Le CICAD de Diamniadio aura été le théâtre d’une élection aussi longue qu’improbable. Convoquée dès 9 heures du matin, l’assemblée générale élective de la Fédération Sénégalaise de Football (FSF) n’a révélé son verdict que le lendemain à 7h30, au terme d’un marathon électoral éprouvant pour tous les protagonistes. L’ambiance, loin des standards d’une organisation rigoureuse, a été marquée par un manque criant de moyens logistiques : absence de restauration, files d’attente interminables, désorganisation technique. Un journaliste présent sur place résumait l’ambiance d’un trait amer : « même un café manquait ».
Malgré ce chaos ambiant, le scrutin a accouché d’un résultat clair. Abdoulaye Fall, candidat adoubé par de puissants relais du football local, succède à Me Augustin Senghor, qui quitte la présidence après seize années d’exercice. Ce changement de cap, très attendu dans certains cercles, n’a pas fait l’unanimité. Mady Touré, l’autre prétendant, s’est retiré avant le second tour, dénonçant des pratiques opaques et des tentatives de corruption qu’il juge incompatibles avec l’esprit du sport.

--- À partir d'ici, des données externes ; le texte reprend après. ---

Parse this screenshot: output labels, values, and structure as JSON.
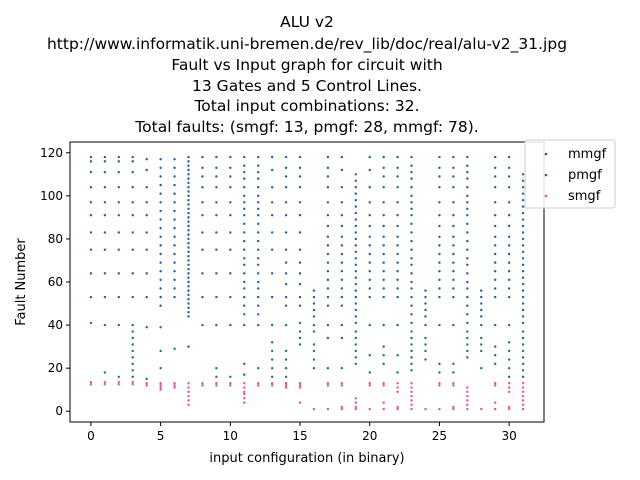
{
  "chart_data": {
    "type": "scatter",
    "title_lines": [
      "ALU v2",
      "http://www.informatik.uni-bremen.de/rev_lib/doc/real/alu-v2_31.jpg",
      "Fault vs Input graph for circuit with",
      "13 Gates and 5 Control Lines.",
      "Total input combinations: 32.",
      "Total faults: (smgf: 13, pmgf: 28, mmgf: 78)."
    ],
    "xlabel": "input configuration (in binary)",
    "ylabel": "Fault Number",
    "xlim": [
      -1.5,
      32.5
    ],
    "ylim": [
      -5,
      125
    ],
    "xticks": [
      0,
      5,
      10,
      15,
      20,
      25,
      30
    ],
    "yticks": [
      0,
      20,
      40,
      60,
      80,
      100,
      120
    ],
    "grid": false,
    "legend_position": "upper-right-outside",
    "series": [
      {
        "name": "mmgf",
        "color": "#1f5f9e",
        "points_by_x": {
          "0": [
            118,
            116,
            111,
            104,
            97,
            91,
            83,
            75,
            64,
            53
          ],
          "1": [
            118,
            116,
            111,
            104,
            97,
            91,
            83,
            75,
            64,
            53
          ],
          "2": [
            118,
            116,
            111,
            104,
            97,
            91,
            83,
            75,
            64,
            53
          ],
          "3": [
            118,
            116,
            111,
            104,
            97,
            91,
            83,
            75,
            64,
            53
          ],
          "4": [
            117,
            112,
            104,
            97,
            91,
            83,
            75,
            64,
            53
          ],
          "5": [
            117,
            113,
            109,
            105,
            101,
            97,
            93,
            89,
            85,
            81,
            77,
            73,
            69,
            65,
            61,
            57,
            53,
            49
          ],
          "6": [
            117,
            113,
            109,
            105,
            101,
            97,
            93,
            89,
            85,
            81,
            77,
            73,
            69,
            65,
            61,
            57,
            53
          ],
          "7": [
            118,
            116,
            114,
            112,
            110,
            108,
            106,
            104,
            102,
            100,
            98,
            96,
            94,
            92,
            90,
            88,
            86,
            84,
            82,
            80,
            78,
            76,
            74,
            72,
            70,
            68,
            66,
            64,
            62,
            60,
            58,
            56,
            54,
            52,
            50,
            48,
            46,
            44
          ],
          "8": [
            118,
            113,
            109,
            104,
            97,
            91,
            83,
            75,
            64,
            53
          ],
          "9": [
            118,
            113,
            109,
            104,
            97,
            91,
            83,
            75,
            64,
            53
          ],
          "10": [
            118,
            113,
            109,
            104,
            97,
            91,
            83,
            75,
            64,
            53
          ],
          "11": [
            118,
            114,
            111,
            108,
            104,
            100,
            97,
            94,
            91,
            87,
            83,
            79,
            75,
            71,
            68,
            64,
            60,
            57,
            53,
            49,
            45
          ],
          "12": [
            118,
            114,
            111,
            108,
            104,
            100,
            97,
            94,
            91,
            87,
            83,
            79,
            75,
            71,
            68,
            64,
            60,
            57,
            53,
            49,
            45
          ],
          "13": [
            118,
            112,
            104,
            97,
            91,
            83,
            75,
            64,
            53
          ],
          "14": [
            118,
            113,
            109,
            104,
            97,
            91,
            83,
            75,
            69,
            64,
            59,
            53,
            49
          ],
          "15": [
            118,
            113,
            109,
            104,
            97,
            91,
            83,
            75,
            69,
            64,
            59,
            53,
            49
          ],
          "16": [
            56,
            53,
            50,
            47,
            44
          ],
          "17": [
            118,
            113,
            109,
            104,
            97,
            91,
            86,
            81,
            77,
            73,
            69,
            65,
            61,
            57,
            53,
            49
          ],
          "18": [
            118,
            112,
            104,
            97,
            91,
            86,
            81,
            77,
            73,
            69,
            65,
            61,
            57,
            53,
            49
          ],
          "19": [
            110,
            107,
            104,
            101,
            98,
            95,
            92,
            89,
            86,
            83,
            80,
            77,
            74,
            71,
            68,
            65,
            62,
            59,
            56,
            53,
            50,
            47,
            44
          ],
          "20": [
            118,
            112,
            104,
            97,
            91,
            86,
            81,
            77,
            73,
            69,
            65,
            61,
            57,
            53
          ],
          "21": [
            118,
            113,
            109,
            104,
            97,
            91,
            86,
            81,
            77,
            73,
            69,
            65,
            61,
            57,
            53
          ],
          "22": [
            118,
            113,
            109,
            104,
            97,
            91,
            86,
            81,
            77,
            73,
            69,
            65,
            61,
            57,
            53
          ],
          "23": [
            118,
            114,
            111,
            108,
            104,
            100,
            97,
            94,
            91,
            87,
            83,
            79,
            75,
            71,
            68,
            64,
            60,
            57,
            53,
            49,
            45
          ],
          "24": [
            56,
            53,
            50,
            47,
            44
          ],
          "25": [
            118,
            113,
            109,
            104,
            97,
            91,
            86,
            81,
            77,
            73,
            69,
            65,
            61,
            57,
            53
          ],
          "26": [
            118,
            113,
            109,
            104,
            97,
            91,
            86,
            81,
            77,
            73,
            69,
            65,
            61,
            57,
            53
          ],
          "27": [
            118,
            114,
            111,
            108,
            104,
            100,
            97,
            94,
            91,
            87,
            83,
            79,
            75,
            71,
            68,
            64,
            60,
            57,
            53,
            49,
            45
          ],
          "28": [
            56,
            53,
            50,
            47,
            44
          ],
          "29": [
            118,
            113,
            109,
            104,
            97,
            91,
            86,
            81,
            77,
            73,
            69,
            65,
            61,
            57,
            53
          ],
          "30": [
            118,
            113,
            109,
            104,
            97,
            91,
            86,
            81,
            77,
            73,
            69,
            65,
            61,
            57,
            53
          ],
          "31": [
            110,
            107,
            104,
            101,
            98,
            95,
            92,
            89,
            86,
            83,
            80,
            77,
            74,
            71,
            68,
            65,
            62,
            59,
            56,
            53,
            50,
            47,
            44
          ]
        }
      },
      {
        "name": "pmgf",
        "color": "#1a7a3c",
        "points_by_x": {
          "0": [
            41
          ],
          "1": [
            40,
            18
          ],
          "2": [
            40,
            16
          ],
          "3": [
            40,
            37,
            34,
            31,
            28,
            25,
            22,
            19,
            16
          ],
          "4": [
            39,
            15
          ],
          "5": [
            39,
            28,
            20
          ],
          "6": [
            29
          ],
          "7": [
            30
          ],
          "8": [
            40
          ],
          "9": [
            40,
            20,
            16
          ],
          "10": [
            40,
            16
          ],
          "11": [
            40,
            22,
            17
          ],
          "12": [
            40,
            20
          ],
          "13": [
            40,
            32,
            28,
            24,
            20,
            16
          ],
          "14": [
            40,
            28,
            24,
            20,
            16
          ],
          "15": [
            41,
            37,
            34,
            31
          ],
          "16": [
            40,
            37,
            31,
            28,
            24,
            20
          ],
          "17": [
            40,
            34,
            20
          ],
          "18": [
            40,
            34,
            20
          ],
          "19": [
            41,
            37,
            34,
            31,
            28,
            25,
            22
          ],
          "20": [
            40,
            26,
            18
          ],
          "21": [
            40,
            30,
            26,
            22
          ],
          "22": [
            40,
            26,
            18
          ],
          "23": [
            41,
            37,
            34,
            31,
            28,
            25,
            22,
            19
          ],
          "24": [
            40,
            34,
            31,
            28,
            24
          ],
          "25": [
            40,
            22,
            18
          ],
          "26": [
            40,
            22,
            18
          ],
          "27": [
            41,
            37,
            34,
            31,
            28,
            25
          ],
          "28": [
            40,
            34,
            31,
            28,
            20
          ],
          "29": [
            40,
            30,
            26,
            22
          ],
          "30": [
            40,
            32,
            28,
            24,
            20,
            16
          ],
          "31": [
            41,
            37,
            34,
            31,
            28,
            25,
            22,
            19,
            16
          ]
        }
      },
      {
        "name": "smgf",
        "color": "#e8509a",
        "points_by_x": {
          "0": [
            13.5,
            12.5
          ],
          "1": [
            13.5,
            12.5
          ],
          "2": [
            13.5,
            12.5
          ],
          "3": [
            13.5,
            12.5
          ],
          "4": [
            13,
            12
          ],
          "5": [
            13,
            12,
            11,
            10
          ],
          "6": [
            13,
            12,
            11
          ],
          "7": [
            13,
            11,
            9,
            7,
            5,
            3
          ],
          "8": [
            13,
            12
          ],
          "9": [
            13,
            12
          ],
          "10": [
            13,
            12
          ],
          "11": [
            13,
            11,
            9,
            8,
            6,
            4
          ],
          "12": [
            13,
            12
          ],
          "13": [
            13,
            12
          ],
          "14": [
            13,
            12,
            11
          ],
          "15": [
            13,
            12,
            11,
            4
          ],
          "16": [
            1
          ],
          "17": [
            13,
            12,
            1
          ],
          "18": [
            13,
            12,
            2,
            1
          ],
          "19": [
            6,
            4,
            2,
            1
          ],
          "20": [
            13,
            12,
            1
          ],
          "21": [
            13,
            12,
            4,
            1
          ],
          "22": [
            13,
            11,
            9,
            2,
            1
          ],
          "23": [
            13,
            11,
            9,
            7,
            5,
            3,
            1
          ],
          "24": [
            1
          ],
          "25": [
            13,
            12,
            1
          ],
          "26": [
            13,
            12,
            2,
            1
          ],
          "27": [
            11,
            9,
            7,
            5,
            3,
            1
          ],
          "28": [
            1
          ],
          "29": [
            13,
            12,
            4,
            1
          ],
          "30": [
            13,
            11,
            9,
            2,
            1
          ],
          "31": [
            13,
            11,
            9,
            7,
            5,
            3,
            1
          ]
        }
      }
    ]
  }
}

Un climat tendu, des soupçons persistants
Dès l’ouverture des travaux, la tonalité était pourtant empreinte d’appel à la responsabilité. Khady Diène Gaye, ministre de la Jeunesse, des Sports et de la Culture, avait lancé les discussions en insistant sur l’importance de la transparence et du respect des textes. Dans une fédération souvent critiquée pour son manque de collégialité, ce discours visait à rassurer, à rappeler que l’avenir du football sénégalais se joue aussi dans la manière de gérer le pouvoir.
Mais les longues heures d’attente, les démissions de dernière minute et les rumeurs persistantes ont fini par faire basculer l’assemblée dans une forme de lassitude nerveuse. Loin d’un moment de célébration, le dépouillement final s’est déroulé dans un CICAD à moitié vidé de son énergie. Si Abdoulaye Fall a remporté le second tour avec 321 voix, contre seulement 30 pour Mady Touré, le climat général interroge sur l’état de santé institutionnelle du football national. La lassitude des clubs, les critiques sur la mainmise de certaines coalitions régionales, et la fatigue démocratique perceptible augurent d’un mandat qui devra s’attaquer à une refondation en profondeur.
Un héritage lourd à porter
Le départ de Me Augustin Senghor marque la fin d’un long cycle. L’ancien président, souvent critiqué mais également crédité d’avoir stabilisé la FSF et soutenu le développement de l’équipe nationale masculine jusqu’à son sacre continental, laisse un fauteuil chargé de défis. À son successeur de démontrer qu’il ne s’agira pas d’un simple passage de témoin entre clans d’influence, mais d’un engagement réel pour moderniser les compétitions locales, améliorer la gouvernance des ligues régionales, et redonner aux acteurs de terrain la place qu’ils méritent.
Au sortir de ce scrutin de 20 heures, ce ne sont pas seulement des bulletins que l’on a comptés, mais des frustrations qu’il faudra désormais canaliser. Pour éviter que l’élection ne devienne un simple exercice de façade, Abdoulaye Fall devra vite clarifier ses priorités et rassurer ceux qui, hier encore, doutaient du processus. Le football sénégalais a encore faim de victoires, mais il exige désormais un jeu transparent, sur le terrain comme dans les coulisses.